Le jeune roi, accompagné de sa mère Catherine de Médicis et de toute la cour, vient, durant près de deux années, d’accomplir un immense voyage à travers la France afin de connaître mieux tous ces gens qui la composent. Quand l’énorme cortège s’arrête à Orléans, en 1566, c’est la fin du voyage. Mais les notables n’en reçoivent pas moins leur jeune souverain avec faste et donnent, entre autres fêtes, un grand bal dans les salons du somptueux hôtel Groslot. C’est à ce bal que Charles rencontre Marie, et il ne cache pas son éblouissement. Il est vrai que la jeune fille a tout ce qu’il faut pour séduire : blonde, rose, fraîche, ravissante, elle a un air de douceur et une timidité qui lui ouvrent tous les cœurs. Et celui de Charles résiste d’autant moins que cette belle enfant va enfin lui faire oublier l’amour malheureux qu’il porte, depuis des années, à sa belle-sœur Marie Stuart, repartie, après la mort de François II, pour ses montagnes écossaises.
Toute la nuit Charles a dansé avec Marie et avec Marie seule. Il a bavardé longuement avec elle à l’écart de tous.
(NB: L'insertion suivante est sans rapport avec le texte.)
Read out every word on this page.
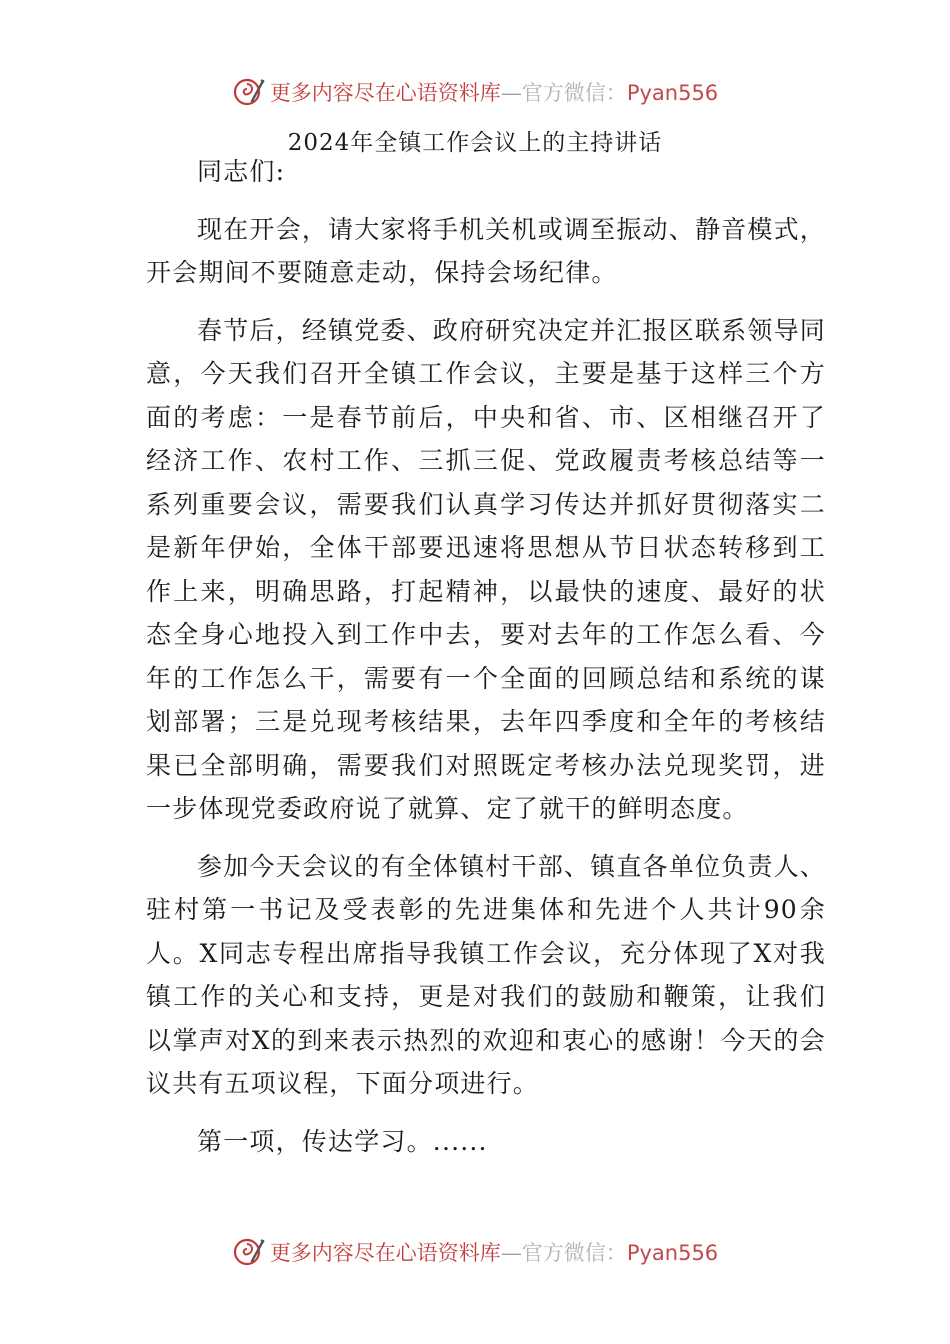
更多内容尽在心语资料库—官方微信：Pyan556
2024年全镇工作会议上的主持讲话

同志们:

现在开会，请大家将手机关机或调至振动、静音模式，开会期间不要随意走动，保持会场纪律。

春节后，经镇党委、政府研究决定并汇报区联系领导同意，今天我们召开全镇工作会议，主要是基于这样三个方面的考虑：一是春节前后，中央和省、市、区相继召开了经济工作、农村工作、三抓三促、党政履责考核总结等一系列重要会议，需要我们认真学习传达并抓好贯彻落实二是新年伊始，全体干部要迅速将思想从节日状态转移到工作上来，明确思路，打起精神，以最快的速度、最好的状态全身心地投入到工作中去，要对去年的工作怎么看、今年的工作怎么干，需要有一个全面的回顾总结和系统的谋划部署；三是兑现考核结果，去年四季度和全年的考核结果已全部明确，需要我们对照既定考核办法兑现奖罚，进一步体现党委政府说了就算、定了就干的鲜明态度。

参加今天会议的有全体镇村干部、镇直各单位负责人、驻村第一书记及受表彰的先进集体和先进个人共计90余人。X同志专程出席指导我镇工作会议，充分体现了X对我镇工作的关心和支持，更是对我们的鼓励和鞭策，让我们以掌声对X的到来表示热烈的欢迎和衷心的感谢！今天的会议共有五项议程，下面分项进行。

第一项，传达学习。......

更多内容尽在心语资料库—官方微信：Pyan556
Personne n’oserait s’interposer : le roi est vif, voire violent et emporté. Quand il exprime le désir d’emmener Marie à Paris avec le titre illusoire de demoiselle d’honneur de sa sœur Margot, personne ne souffle mot : ni la reine Catherine trop heureuse de voir enfin effacé le souvenir encombrant de Marie Stuart, ni les parents de la jeune fille, immensément flattés de l’honneur qui leur est fait.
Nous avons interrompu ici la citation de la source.